The combination of centralisation, interactive complexity and tight coupling in the systems of organisations that underpins the functionality of critical services (through, for example, the reliance on supply chain actors) as well as in the technological systems of critical services is continuously exploited by cyber-threat actors who use this dynamic to launch ransomware and supply-chain attacks. Interactive complexity creates the possibility for a cyber-exploit to spread quickly and unexpectedly, and centralisation in combination with tight coupling enhances the impact of the attack, putting the victim under more pressure to pay the ransom (especially if the victim provides a critical societal service such as energy, water or food distribution).

An example of this can be found in the case of the recent REvil (also known as Sodinokibi) ransomware attack, affecting at least hundreds of businesses worldwide, including the grocery chain COOP in Sweden, in early July 2021. The attackers managed to use a vulnerability in Kaseya’s VSA software to bypass security measures and distribute malware (ransomware) to its customers [26]. Through the centralisation of IT-infrastructure service delivery, the attackers could focus on targeting this one business to get to connected businesses further down the line. In the case of COOP, there was no alternative way of operating without access to their digital payment system (no organisational slack/redundancy), and they had to simply close most of their 800 grocery stores in Sweden until the problem was solved [27].
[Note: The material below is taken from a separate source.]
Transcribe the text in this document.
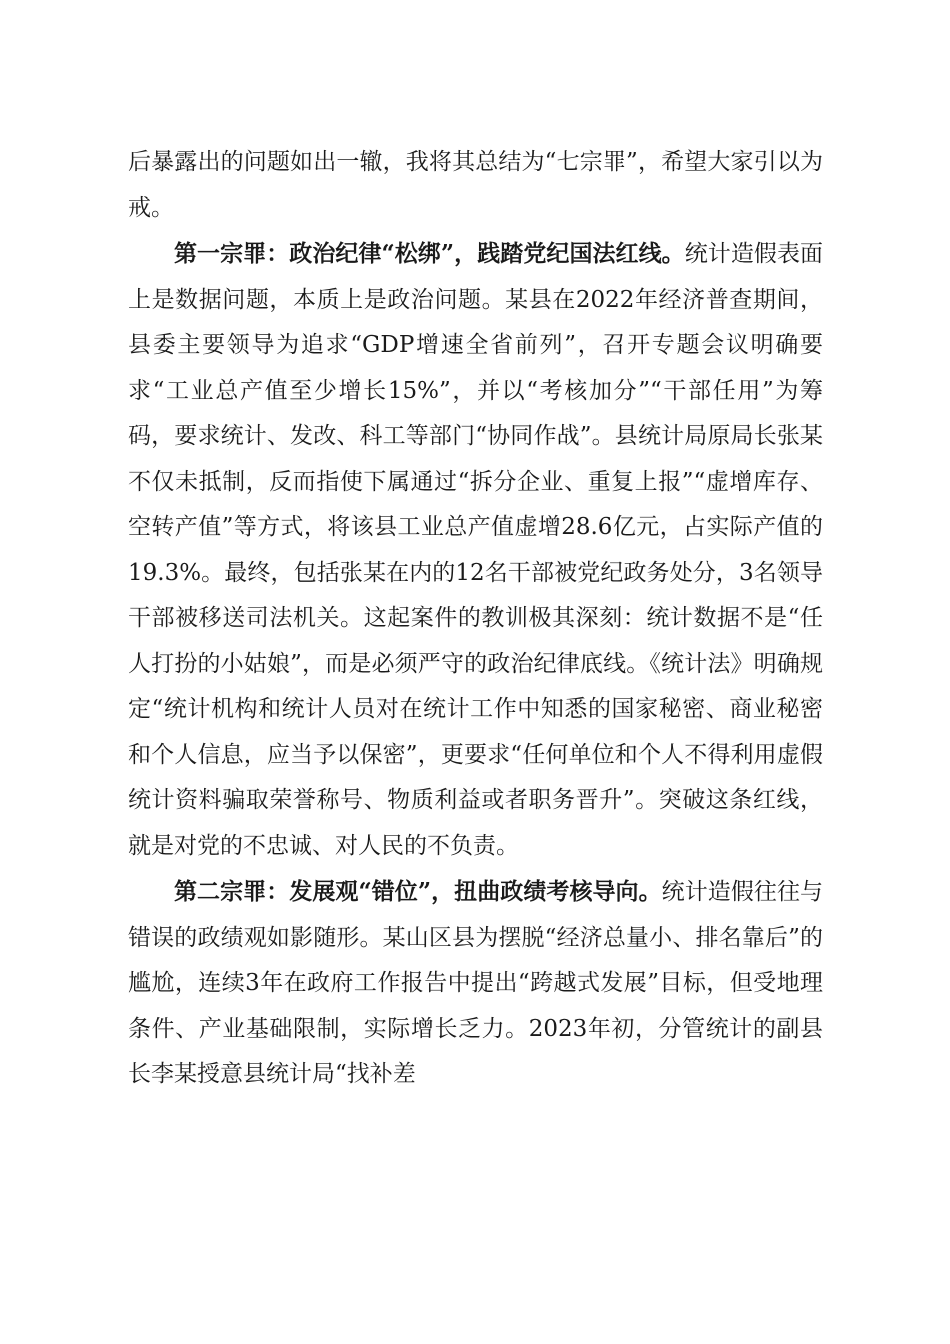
后暴露出的问题如出一辙，我将其总结为“七宗罪”，希望大家引以为戒。

第一宗罪：政治纪律“松绑”，践踏党纪国法红线。统计造假表面上是数据问题，本质上是政治问题。某县在2022年经济普查期间，县委主要领导为追求“GDP增速全省前列”，召开专题会议明确要求“工业总产值至少增长15%”，并以“考核加分”“干部任用”为筹码，要求统计、发改、科工等部门“协同作战”。县统计局原局长张某不仅未抵制，反而指使下属通过“拆分企业、重复上报”“虚增库存、空转产值”等方式，将该县工业总产值虚增28.6亿元，占实际产值的19.3%。最终，包括张某在内的12名干部被党纪政务处分，3名领导干部被移送司法机关。这起案件的教训极其深刻：统计数据不是“任人打扮的小姑娘”，而是必须严守的政治纪律底线。《统计法》明确规定“统计机构和统计人员对在统计工作中知悉的国家秘密、商业秘密和个人信息，应当予以保密”，更要求“任何单位和个人不得利用虚假统计资料骗取荣誉称号、物质利益或者职务晋升”。突破这条红线，就是对党的不忠诚、对人民的不负责。

第二宗罪：发展观“错位”，扭曲政绩考核导向。统计造假往往与错误的政绩观如影随形。某山区县为摆脱“经济总量小、排名靠后”的尴尬，连续3年在政府工作报告中提出“跨越式发展”目标，但受地理条件、产业基础限制，实际增长乏力。2023年初，分管统计的副县长李某授意县统计局“找补差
In other words, REvil used the conditions of centralisation of service providers (making it possible to effectively spread malware to many businesses by exploiting a single supply-chain actor), interactive complexity (using different interactive components to achieve unexpected consequences) and tight coupling (leveraging the victim’s dependency on the ransomed digital systems in order to force them to pay the ransom) to achieve their goals.

9.4 Conclusion

This chapter aimed to contribute to the understanding of the transboundary characteristics of large-scale cyber-crises by suggesting that they can be explained by the existence of NA dynamics (the combination of interactive complexity and tight coupling) in several layers of the sociotechnical systems that support modern critical infrastructure operations. With support from the insights of classical NA and HRO theory, it explored the application of these arguments. Analysing the technical layer, the chapter highlighted the problem of interactive complexity and tight coupling in the sociotechnical systems underpinning critical infrastructure, especially through legacy code, systems and hardware. Analysing the cognitive layer, it pointed to the difficulty of clearly perceiving the danger stemming from NA dynamics in large-scale systems. At the organisational layer, it highlighted the 2015 cyber-attack on a Ukraine power grid as an example of how centralisation can make accidents more consequential, but also an example of the mitigating effect of operational redundancy measures to reduce tight coupling. Finally, analysing the macro-layer, the chapter used the case of the recent REvil attacks to discuss how the macro-NA dynamics including the reliance on supply-chain actors, can be exploited by cyber-threat actors and create cascading consequences and transboundary cyber-crises.